Manifesto: E la Corte boccia la legge Gelmini: tagli illegittimi alla scuola
Accolto, in parte, il ricorso delle regioni: non può essere lo stato a dettare le modalità del ridimensionamento
ROMA
Stroncato il famigerato articolo 64 della manovra estiva dell'anno scorso sullo sviluppo economico: quella con cui il governo definiva i tagli per la scuola a partire dal prossimo anno. Tagli considerati da tutti i sindacati come insostenibili per il buon funzionamento della scuola pubblica, ma fortemente voluti dal governo e dal ministro Maristella Gelmini. Ieri sera la Corte costituzionale, il cui parere era stato richiesto dalla regioni, si è pronunciata stabilendo la non costituzionalità di due punti e salvando invece l'impianto del decreto nel suo complesso ritenendolo di esclusiva competenza statale. I due punti che saltano, però, sono importanti e promettono di rimettere in gioco una buona fetta dei tagli previsti. Secondo i giudici della consulta, infatti, non può essere lo Stato a stabilire il «dimensionamento» della rete scolastica. In pratica, la chiusura delle scuole. Questa operazione, infatti, può essere fatta soltanto in accordo con le regioni in base al titolo V della Costituzione. Di contro, però, toccherà solo alle regioni e non anche allo Stato , trovare le soluzioni necessarie a ridurre i disagi causati dalla chiusura o accorpamento delle scuole nei piccoli comuni.
Per Mimmo Pantaleo, segretario della Cgil-Flc: «Si tratta di un pronunciamento importante, che di fatto obbligherà a una marcia indietro sui tagli previsti. Bisogna tuttavia leggere con attenzione le motivazioni della sentenza per capire quali saranno le reali implicazioni». «Finalmente i nodi vengono al pettine - ha dichiarato al deputata del Pd Manuela Ghizzoni - La Gelmini e tutto il governo davanti alle proteste e ai rilievi dell'opposizione e del mondo della scuola non si sono mai fermati. Ora questa tracotanza trova una netta battuta d'arresto».
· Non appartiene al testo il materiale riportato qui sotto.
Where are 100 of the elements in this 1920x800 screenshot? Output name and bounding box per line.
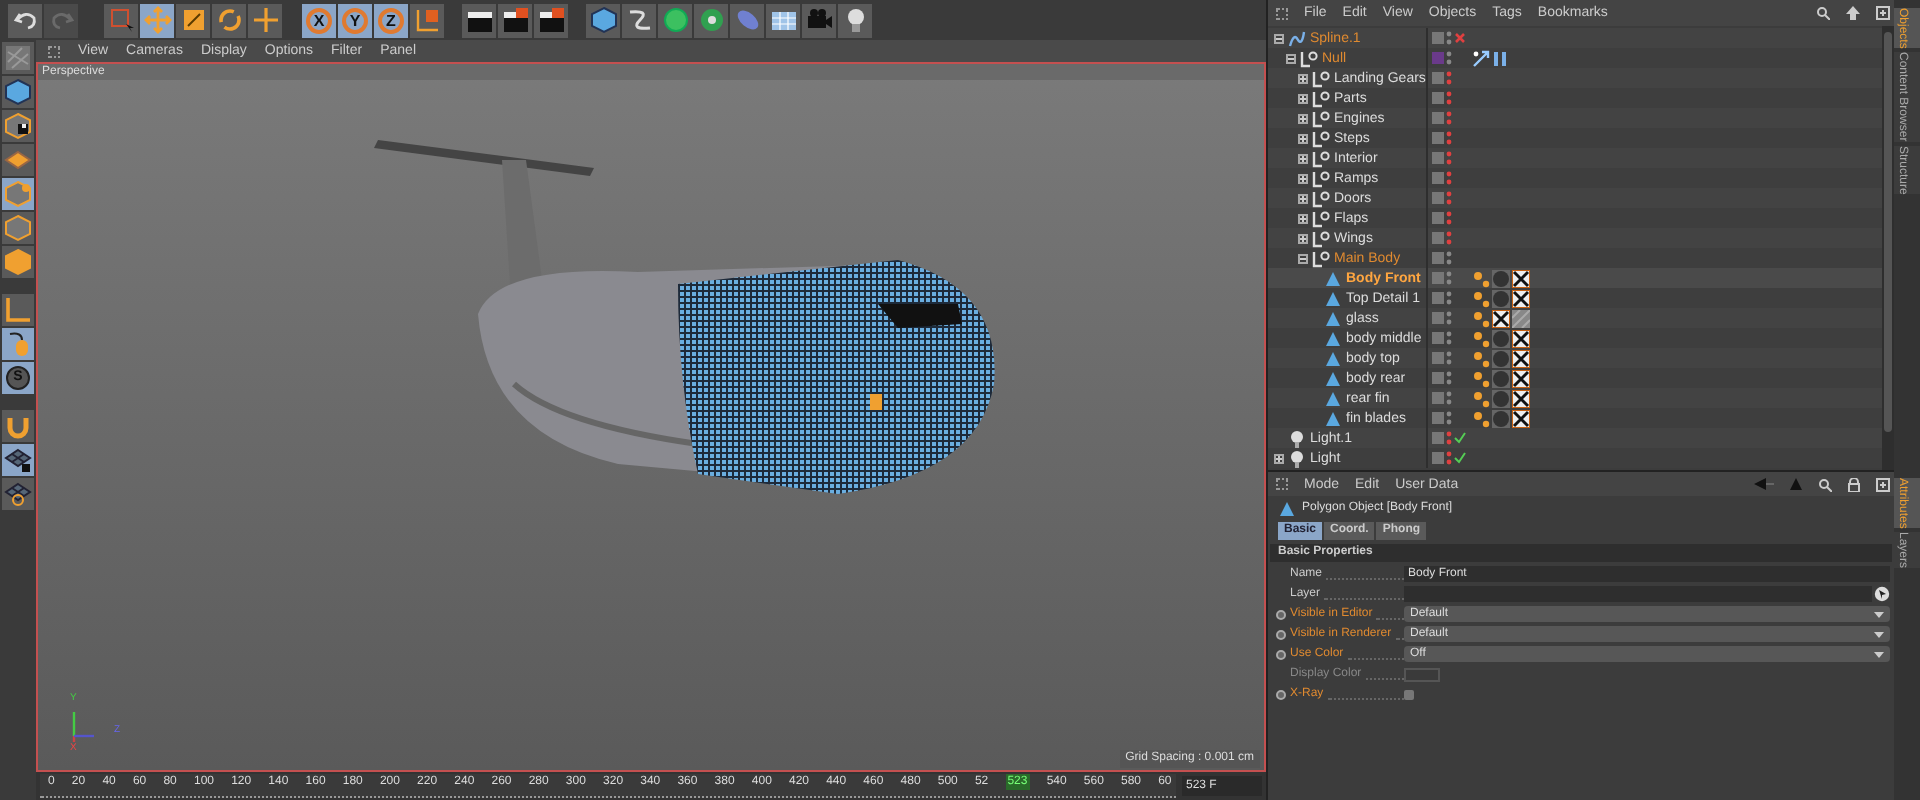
visibility-dots-icon[interactable] <box>1446 250 1452 266</box>
phong-tag-icon[interactable] <box>1472 349 1490 367</box>
home-icon[interactable] <box>1846 6 1860 20</box>
tool-button[interactable] <box>462 3 496 37</box>
lock-icon[interactable] <box>1848 477 1860 491</box>
layer-swatch[interactable] <box>1432 192 1444 204</box>
layer-swatch[interactable] <box>1432 272 1444 284</box>
layer-swatch[interactable] <box>1432 432 1444 444</box>
visibility-dots-icon[interactable] <box>1446 50 1452 66</box>
keyframe-icon[interactable] <box>1276 689 1286 699</box>
phong-tag-icon[interactable] <box>1472 289 1490 307</box>
checkbox[interactable] <box>1404 689 1414 699</box>
visibility-dots-icon[interactable] <box>1446 30 1452 46</box>
visibility-dots-icon[interactable] <box>1446 70 1452 86</box>
visibility-dots-icon[interactable] <box>1446 190 1452 206</box>
uv-tag-icon[interactable] <box>1512 289 1530 307</box>
pick-icon[interactable] <box>1874 586 1890 602</box>
back-arrow-icon[interactable] <box>1754 478 1774 490</box>
keyframe-icon[interactable] <box>1276 609 1286 619</box>
material-tag-icon[interactable] <box>1512 309 1530 327</box>
tool-button[interactable] <box>2 110 34 142</box>
phong-tag-icon[interactable] <box>1472 329 1490 347</box>
tool-button[interactable] <box>8 3 42 37</box>
expand-icon[interactable] <box>1298 73 1308 83</box>
expand-icon[interactable] <box>1298 193 1308 203</box>
tool-button[interactable] <box>766 3 800 37</box>
layer-swatch[interactable] <box>1432 172 1444 184</box>
expand-icon[interactable] <box>1876 477 1890 491</box>
layer-swatch[interactable] <box>1432 52 1444 64</box>
expand-icon[interactable] <box>1298 133 1308 143</box>
visibility-dots-icon[interactable] <box>1446 210 1452 226</box>
visibility-dots-icon[interactable] <box>1446 270 1452 286</box>
expand-icon[interactable] <box>1298 173 1308 183</box>
layer-swatch[interactable] <box>1432 252 1444 264</box>
phong-tag-icon[interactable] <box>1472 409 1490 427</box>
axis-lock-button[interactable]: Y <box>338 3 372 37</box>
expand-icon[interactable] <box>1298 233 1308 243</box>
layer-swatch[interactable] <box>1432 332 1444 344</box>
uv-tag-icon[interactable] <box>1512 329 1530 347</box>
tool-button[interactable] <box>622 3 656 37</box>
visibility-dots-icon[interactable] <box>1446 170 1452 186</box>
search-icon[interactable] <box>1816 6 1830 20</box>
collapse-icon[interactable] <box>1286 53 1296 63</box>
tool-button[interactable] <box>534 3 568 37</box>
layer-swatch[interactable] <box>1432 232 1444 244</box>
tool-button[interactable] <box>2 444 34 476</box>
tool-button[interactable] <box>694 3 728 37</box>
layer-swatch[interactable] <box>1432 32 1444 44</box>
visibility-dots-icon[interactable] <box>1446 370 1452 386</box>
tool-button[interactable] <box>838 3 872 37</box>
visibility-dots-icon[interactable] <box>1446 390 1452 406</box>
up-arrow-icon[interactable] <box>1790 478 1802 490</box>
expand-icon[interactable] <box>1298 153 1308 163</box>
visibility-dots-icon[interactable] <box>1446 150 1452 166</box>
uv-tag-icon[interactable] <box>1512 349 1530 367</box>
expand-icon[interactable] <box>1274 453 1284 463</box>
layer-swatch[interactable] <box>1432 312 1444 324</box>
layer-swatch[interactable] <box>1432 452 1444 464</box>
visibility-dots-icon[interactable] <box>1446 350 1452 366</box>
layer-swatch[interactable] <box>1432 152 1444 164</box>
tool-button[interactable] <box>2 328 34 360</box>
visibility-dots-icon[interactable] <box>1446 230 1452 246</box>
phong-tag-icon[interactable] <box>1472 309 1490 327</box>
collapse-icon[interactable] <box>1298 253 1308 263</box>
expand-icon[interactable] <box>1298 213 1308 223</box>
expand-icon[interactable] <box>1876 6 1890 20</box>
phong-tag-icon[interactable] <box>1472 269 1490 287</box>
collapse-icon[interactable] <box>1274 33 1284 43</box>
search-icon[interactable] <box>1818 477 1832 491</box>
target-tag-icon[interactable] <box>1472 49 1490 67</box>
layer-swatch[interactable] <box>1432 112 1444 124</box>
expand-icon[interactable] <box>1298 93 1308 103</box>
layer-swatch[interactable] <box>1432 292 1444 304</box>
uv-tag-icon[interactable] <box>1512 389 1530 407</box>
layer-swatch[interactable] <box>1432 372 1444 384</box>
visibility-dots-icon[interactable] <box>1446 330 1452 346</box>
visibility-dots-icon[interactable] <box>1446 90 1452 106</box>
keyframe-icon[interactable] <box>1276 629 1286 639</box>
keyframe-icon[interactable] <box>1276 649 1286 659</box>
visibility-dots-icon[interactable] <box>1446 410 1452 426</box>
scrollbar[interactable] <box>1882 26 1894 470</box>
visibility-dots-icon[interactable] <box>1446 110 1452 126</box>
layer-field[interactable] <box>1404 586 1872 602</box>
layer-swatch[interactable] <box>1432 352 1444 364</box>
layer-swatch[interactable] <box>1432 72 1444 84</box>
visibility-dots-icon[interactable] <box>1446 290 1452 306</box>
phong-tag-icon[interactable] <box>1472 389 1490 407</box>
axis-lock-button[interactable]: Z <box>374 3 408 37</box>
visibility-dots-icon[interactable] <box>1446 310 1452 326</box>
tool-button[interactable] <box>2 478 34 510</box>
layer-swatch[interactable] <box>1432 392 1444 404</box>
layer-swatch[interactable] <box>1432 92 1444 104</box>
expand-icon[interactable] <box>1298 113 1308 123</box>
layer-swatch[interactable] <box>1432 132 1444 144</box>
tool-button[interactable] <box>498 3 532 37</box>
uv-tag-icon[interactable] <box>1512 409 1530 427</box>
uv-tag-icon[interactable] <box>1492 309 1510 327</box>
layer-swatch[interactable] <box>1432 212 1444 224</box>
visibility-dots-icon[interactable] <box>1446 450 1452 466</box>
bars-tag-icon[interactable] <box>1492 49 1510 67</box>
Ma vediamo la sentenza della Consulta più nel dettaglio. La decisione è la numero 200, firmata dal giudice Quaranta. Le regioni che avevano sollevato questione di illegittimità sono otto. L'articolo bocciato è il 64 comma 4, lettera f bis ed f ter, del decreto sullo sviluppo economico, convertito in legge con modifiche nell'agosto 2008. La motivazione è lunga ben 38 pagine. Nei punti salienti i giudici osservano che occorre «conciliare, da un lato, basilari esigenze di uniformità» di disciplina della materia su tutto il territorio nazionale, e - viene aggiunto - «dall'altro, esigenze autonomistiche che, sul piano locale-territoriale, possono trovare soddisfazione mediante l'esercizio di scelte programmatiche e gestionali rilevanti soltanto nell'ambito del territorio di ciascuna regione». Ed è proprio per questo che le norme riguardanti «la definizione di criteri, tempi e modalità per la determinazione e l'articolazione dell'azione di ridimensionamento della rete scolastica» hanno una diretta incidenza «su situazioni strettamente legate alle varie realtà territoriali». Dunque, spetta alle regioni decidere. La Consulta, però, nega che anche lo Stato debba farsi carico delle misure per ridurre il disagio degli utenti che soffriranno per la chiusura o l'accorpamento delle scuole nei piccoli Comuni. Il ministro Gelmini ha espresso apprezzamento per la sentenza: «E' stata riconosciuta la legittimità dell'impianto complessivo del decreto legge - ha detto - i punti giudicati incostituzionali sono marginali e da tempo superati». Perché, dice il ministro «era già in corso un'intesa con le regioni». Fatto sta che sono le regioni ad aver ricorso all'Alta Corte. E che la preoccupazione per il dimensionamento scolastico è molto sentita nei territori. «Gli 80 milioni di euro che il ministro voleva realizzare con questi tagli non potranno essere attuati. E' una vittoria dei bambini e delle famiglie», ha detto la senatrice del Pd Mariangela Bastico.